Stage 1 – Institute data caps
When Netflix showed up in the Great White North there was an almost staggering instantaneous response – we signed up in droves. The online TV service requires only an Internet connection to provide Canadians with a ton of excellent content for a fraction of the cost the incumbents charged.
What did they do about it? Almost at the exact same time they introduced new data limits on all of their subscribers, and suddenly that $7.99/month charge for Netflix was being topped with overage charges that sometimes amounted to hundreds of dollars a month.
What did Netflix do? The only thing they could. To reduce the bandwidth requirements they cut the quality of their service to Canadians so their HD became more like “HD lite” and made huge press by stating unlimited Internet is a “human right.”
That did it. The big three backed off, and started taking major heat for their blatant cash grab on data (not that it stopped them from keeping the data caps or anything).
Now comes their next attempt to kill the “killer app” that is Netflix…
Stage 2 – Paint them as a “Foreign Threat”
Netflix CEO Reed Hastings was in Toronto this week talking about the Big Three’s strategy: “It’s a deterrent to Canadian society that exists nowhere else in the world. In Britain, everything is uncapped,” he told the National Post. “In the U.S., on Comcast for $45 a month [you get] 300 gigabytes and then [each extra] 10 gigabytes is like a dollar.” *
Here’s a nice take on what’s going on from Sunny Freeman at the Huffington Post Canada:
Netflix has been painted as a foreign threat by Canadian cable operators seeing their viewers cut their cable in favour of cheaper, more flexible online options such as subscription services like Netflix, free options like networks’ websites, or unauthorized downloading.
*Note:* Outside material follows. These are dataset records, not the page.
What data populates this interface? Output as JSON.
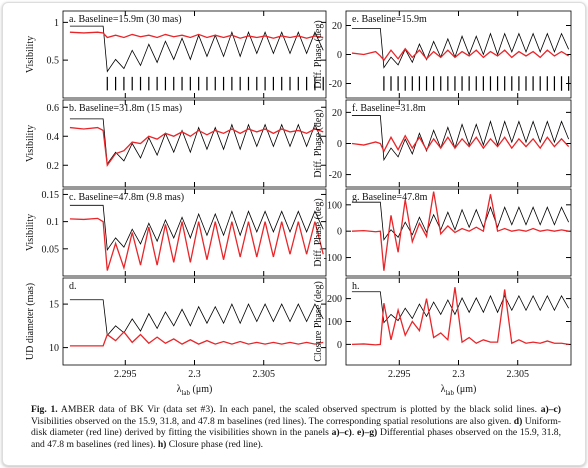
{
  "figure": {
    "xlim": [
      2.2905,
      2.3095
    ],
    "xticks": [
      2.295,
      2.3,
      2.305
    ],
    "xlabel": {
      "symbol": "λ",
      "subscript": "lab",
      "unit": "(μm)"
    },
    "x": [
      2.291,
      2.292,
      2.293,
      2.2934,
      2.2937,
      2.2943,
      2.2949,
      2.2955,
      2.2961,
      2.2967,
      2.2973,
      2.2979,
      2.2985,
      2.2991,
      2.2997,
      2.3003,
      2.3009,
      2.3015,
      2.3021,
      2.3027,
      2.3033,
      2.3039,
      2.3045,
      2.3051,
      2.3057,
      2.3063,
      2.3069,
      2.3075,
      2.3081,
      2.3087,
      2.3093
    ],
    "markers_x": [
      2.2937,
      2.2943,
      2.2949,
      2.2955,
      2.2961,
      2.2967,
      2.2973,
      2.2979,
      2.2985,
      2.2991,
      2.2997,
      2.3003,
      2.3009,
      2.3015,
      2.3021,
      2.3027,
      2.3033,
      2.3039,
      2.3045,
      2.3051,
      2.3057,
      2.3063,
      2.3069,
      2.3075,
      2.3081,
      2.3087,
      2.3093
    ],
    "panels": [
      {
        "label": "a.  Baseline=15.9m (30 mas)",
        "ylabel": "Visibility",
        "ylim": [
          0,
          1.15
        ],
        "yticks": [
          0.5,
          1
        ],
        "marker_span": [
          0.1,
          0.28
        ],
        "series": [
          {
            "color": "#000000",
            "values": [
              0.95,
              0.95,
              0.95,
              0.95,
              0.35,
              0.51,
              0.39,
              0.63,
              0.43,
              0.71,
              0.47,
              0.75,
              0.51,
              0.79,
              0.51,
              0.83,
              0.55,
              0.83,
              0.55,
              0.87,
              0.55,
              0.87,
              0.59,
              0.87,
              0.59,
              0.87,
              0.59,
              0.87,
              0.59,
              0.87,
              0.63
            ]
          },
          {
            "color": "#e8262a",
            "values": [
              0.87,
              0.86,
              0.87,
              0.86,
              0.8,
              0.83,
              0.8,
              0.84,
              0.81,
              0.83,
              0.8,
              0.84,
              0.81,
              0.83,
              0.8,
              0.84,
              0.8,
              0.83,
              0.8,
              0.83,
              0.79,
              0.82,
              0.8,
              0.82,
              0.79,
              0.82,
              0.8,
              0.82,
              0.79,
              0.82,
              0.8
            ]
          }
        ]
      },
      {
        "label": "b.  Baseline=31.8m (15 mas)",
        "ylabel": "Visibility",
        "ylim": [
          0.05,
          0.65
        ],
        "yticks": [
          0.2,
          0.4,
          0.6
        ],
        "series": [
          {
            "color": "#000000",
            "values": [
              0.52,
              0.52,
              0.52,
              0.52,
              0.21,
              0.29,
              0.23,
              0.35,
              0.25,
              0.39,
              0.27,
              0.42,
              0.29,
              0.44,
              0.29,
              0.46,
              0.31,
              0.46,
              0.31,
              0.48,
              0.31,
              0.48,
              0.33,
              0.48,
              0.33,
              0.48,
              0.33,
              0.48,
              0.33,
              0.48,
              0.35
            ]
          },
          {
            "color": "#e8262a",
            "values": [
              0.46,
              0.45,
              0.46,
              0.44,
              0.2,
              0.28,
              0.3,
              0.36,
              0.35,
              0.4,
              0.38,
              0.42,
              0.4,
              0.43,
              0.4,
              0.44,
              0.41,
              0.44,
              0.42,
              0.45,
              0.42,
              0.45,
              0.43,
              0.45,
              0.42,
              0.45,
              0.43,
              0.44,
              0.42,
              0.45,
              0.43
            ]
          }
        ]
      },
      {
        "label": "c.  Baseline=47.8m (9.8 mas)",
        "ylabel": "Visibility",
        "ylim": [
          0,
          0.16
        ],
        "yticks": [
          0.05,
          0.1,
          0.15
        ],
        "series": [
          {
            "color": "#000000",
            "values": [
              0.13,
              0.13,
              0.13,
              0.13,
              0.048,
              0.07,
              0.053,
              0.086,
              0.059,
              0.097,
              0.064,
              0.103,
              0.07,
              0.108,
              0.07,
              0.114,
              0.075,
              0.114,
              0.075,
              0.119,
              0.075,
              0.119,
              0.081,
              0.119,
              0.081,
              0.119,
              0.081,
              0.119,
              0.081,
              0.119,
              0.086
            ]
          },
          {
            "color": "#e8262a",
            "values": [
              0.105,
              0.104,
              0.106,
              0.1,
              0.01,
              0.06,
              0.015,
              0.08,
              0.02,
              0.09,
              0.02,
              0.095,
              0.025,
              0.1,
              0.025,
              0.1,
              0.03,
              0.1,
              0.03,
              0.1,
              0.035,
              0.1,
              0.035,
              0.1,
              0.035,
              0.1,
              0.04,
              0.1,
              0.04,
              0.1,
              0.04
            ]
          }
        ]
      },
      {
        "label": "d.",
        "ylabel": "UD diameter (mas)",
        "ylim": [
          8,
          18
        ],
        "yticks": [
          10,
          15
        ],
        "series": [
          {
            "color": "#000000",
            "values": [
              15.5,
              15.5,
              15.5,
              15.5,
              11.4,
              12.5,
              11.7,
              13.3,
              11.9,
              13.9,
              12.2,
              14.1,
              12.5,
              14.4,
              12.5,
              14.7,
              12.8,
              14.7,
              12.8,
              15,
              12.8,
              15,
              13,
              15,
              13,
              15,
              13,
              15,
              13,
              15,
              13.3
            ]
          },
          {
            "color": "#e8262a",
            "values": [
              10.2,
              10.2,
              10.2,
              10.2,
              11.5,
              10.8,
              11.8,
              10.6,
              11.5,
              10.5,
              11.2,
              10.5,
              11,
              10.4,
              10.9,
              10.4,
              10.8,
              10.4,
              10.7,
              10.4,
              10.7,
              10.4,
              10.6,
              10.4,
              10.6,
              10.4,
              10.6,
              10.4,
              10.6,
              10.4,
              10.6
            ]
          }
        ]
      },
      {
        "label": "e.  Baseline=15.9m",
        "ylabel": "Diff. Phase (deg)",
        "ylim": [
          -30,
          30
        ],
        "yticks": [
          -20,
          0,
          20
        ],
        "marker_span": [
          -25,
          -15
        ],
        "series": [
          {
            "color": "#000000",
            "values": [
              18,
              18,
              18,
              18,
              -9,
              -1.8,
              -7.2,
              3.6,
              -5.4,
              7.2,
              -3.6,
              9,
              -1.8,
              10.8,
              -1.8,
              12.6,
              0,
              12.6,
              0,
              14.4,
              0,
              14.4,
              1.8,
              14.4,
              1.8,
              14.4,
              1.8,
              14.4,
              1.8,
              14.4,
              3.6
            ]
          },
          {
            "color": "#e8262a",
            "values": [
              1,
              0,
              2,
              -1,
              -4,
              3,
              -3,
              4,
              -2,
              3,
              -3,
              2,
              -2,
              3,
              -2,
              2,
              -1,
              3,
              -2,
              2,
              -1,
              3,
              -2,
              2,
              -1,
              2,
              -2,
              3,
              -1,
              2,
              -1
            ]
          }
        ]
      },
      {
        "label": "f.  Baseline=31.8m",
        "ylabel": "Diff. Phase (deg)",
        "ylim": [
          -28,
          28
        ],
        "yticks": [
          -20,
          0,
          20
        ],
        "series": [
          {
            "color": "#000000",
            "values": [
              18,
              18,
              18,
              18,
              -10.5,
              -2.9,
              -8.6,
              2.8,
              -6.7,
              6.6,
              -4.8,
              8.5,
              -2.9,
              10.4,
              -2.9,
              12.3,
              -1,
              12.3,
              -1,
              14.2,
              -1,
              14.2,
              0.9,
              14.2,
              0.9,
              14.2,
              0.9,
              14.2,
              0.9,
              14.2,
              2.8
            ]
          },
          {
            "color": "#e8262a",
            "values": [
              0,
              -1,
              1,
              0,
              -5,
              4,
              -4,
              5,
              -3,
              4,
              -4,
              3,
              -3,
              4,
              -3,
              3,
              -2,
              4,
              -3,
              3,
              -2,
              4,
              -3,
              3,
              -2,
              3,
              -3,
              4,
              -2,
              3,
              -2
            ]
          }
        ]
      },
      {
        "label": "g.  Baseline=47.8m",
        "ylabel": "Diff. Phase (deg)",
        "ylim": [
          -170,
          160
        ],
        "yticks": [
          -100,
          0,
          100
        ],
        "series": [
          {
            "color": "#000000",
            "values": [
              110,
              110,
              110,
              110,
              -32.5,
              5.5,
              -23,
              34,
              -13.5,
              53,
              -4,
              62.5,
              5.5,
              72,
              5.5,
              81.5,
              15,
              81.5,
              15,
              91,
              15,
              91,
              24.5,
              91,
              24.5,
              91,
              24.5,
              91,
              24.5,
              91,
              34
            ]
          },
          {
            "color": "#e8262a",
            "values": [
              0,
              2,
              -2,
              0,
              -150,
              60,
              -80,
              120,
              -40,
              30,
              -20,
              150,
              -10,
              20,
              -5,
              10,
              0,
              15,
              0,
              140,
              0,
              10,
              0,
              5,
              0,
              10,
              0,
              5,
              0,
              5,
              0
            ]
          }
        ]
      },
      {
        "label": "h.",
        "ylabel": "Closure Phase (deg)",
        "ylim": [
          -90,
          290
        ],
        "yticks": [
          0,
          100,
          200
        ],
        "series": [
          {
            "color": "#000000",
            "values": [
              230,
              230,
              230,
              230,
              95,
              131,
              104,
              158,
              113,
              176,
              122,
              185,
              131,
              194,
              131,
              203,
              140,
              203,
              140,
              212,
              140,
              212,
              149,
              212,
              149,
              212,
              149,
              212,
              149,
              212,
              158
            ]
          },
          {
            "color": "#e8262a",
            "values": [
              0,
              2,
              -2,
              0,
              180,
              20,
              150,
              40,
              100,
              60,
              200,
              30,
              50,
              20,
              250,
              10,
              30,
              5,
              20,
              10,
              10,
              240,
              5,
              20,
              5,
              10,
              5,
              15,
              5,
              5,
              0
            ]
          }
        ]
      }
    ]
  },
  "caption": [
    {
      "text": "Fig. 1.",
      "bold": true
    },
    {
      "text": " AMBER data of BK Vir (data set #3). In each panel, the scaled observed spectrum is plotted by the black solid lines. "
    },
    {
      "text": "a)–c)",
      "bold": true
    },
    {
      "text": " Visibilities observed on the 15.9, 31.8, and 47.8 m baselines (red lines). The corresponding spatial resolutions are also given. "
    },
    {
      "text": "d)",
      "bold": true
    },
    {
      "text": " Uniform-disk diameter (red line) derived by fitting the visibilities shown in the panels "
    },
    {
      "text": "a)–c)",
      "bold": true
    },
    {
      "text": ". "
    },
    {
      "text": "e)–g)",
      "bold": true
    },
    {
      "text": " Differential phases observed on the 15.9, 31.8, and 47.8 m baselines (red lines). "
    },
    {
      "text": "h)",
      "bold": true
    },
    {
      "text": " Closure phase (red line)."
    }
  ]
}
The company’s “over-the-top service” (meaning it’s delivered on another company’s broadband infrastructure) has been painted as a threat both by telecommunications companies who blame it for eating up their bandwidth and taking eyeballs of their shows, as well as by cultural groups and content providers who say it is eroding Canadian content.
George Cope, CEO of BCE Inc., Bell’s parent company, told a CRTC hearing last week that its controversial takeover of Astral Media should go ahead as is because it would provide a crucial Canadian alternative to U.S.-based Netflix, which has been in Canada for two years now and has some two million subscribers.
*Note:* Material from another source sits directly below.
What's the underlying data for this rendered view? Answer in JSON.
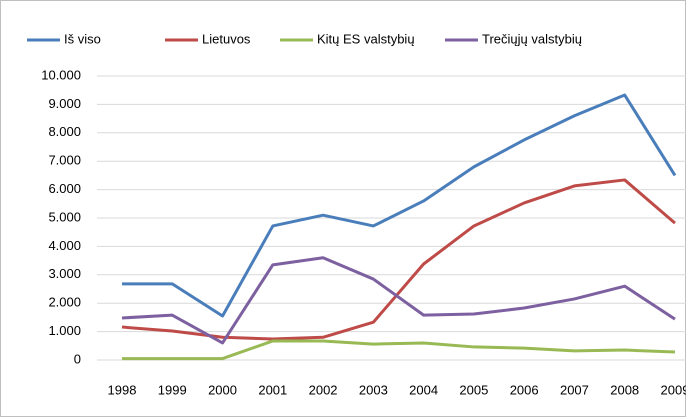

Rogers Communications Inc. has also said it will launch a Netflix-type service and Quebecor’s Videotron has already done the same for Francophones.
From the Big Three’s perspective, it does make perfect business sense. They’ve identified a competitor, and now they are trying to do everything they can to drive that threat out of business.
But it’s the cynical way they are going about it that’s so bothersome. Instead of simply providing a “just-as-good” service to compete, they’ve instead used their own customers as a weapon to defeat Netflix, overcharging them for data to make the cheaper alternative more expensive.
Now they are pulling the “Oh Canada” card.
I wonder… considering how they’ve suddenly become so nationalistic, when they launch their Netflix alternatives, will they have have all-Canadian programming?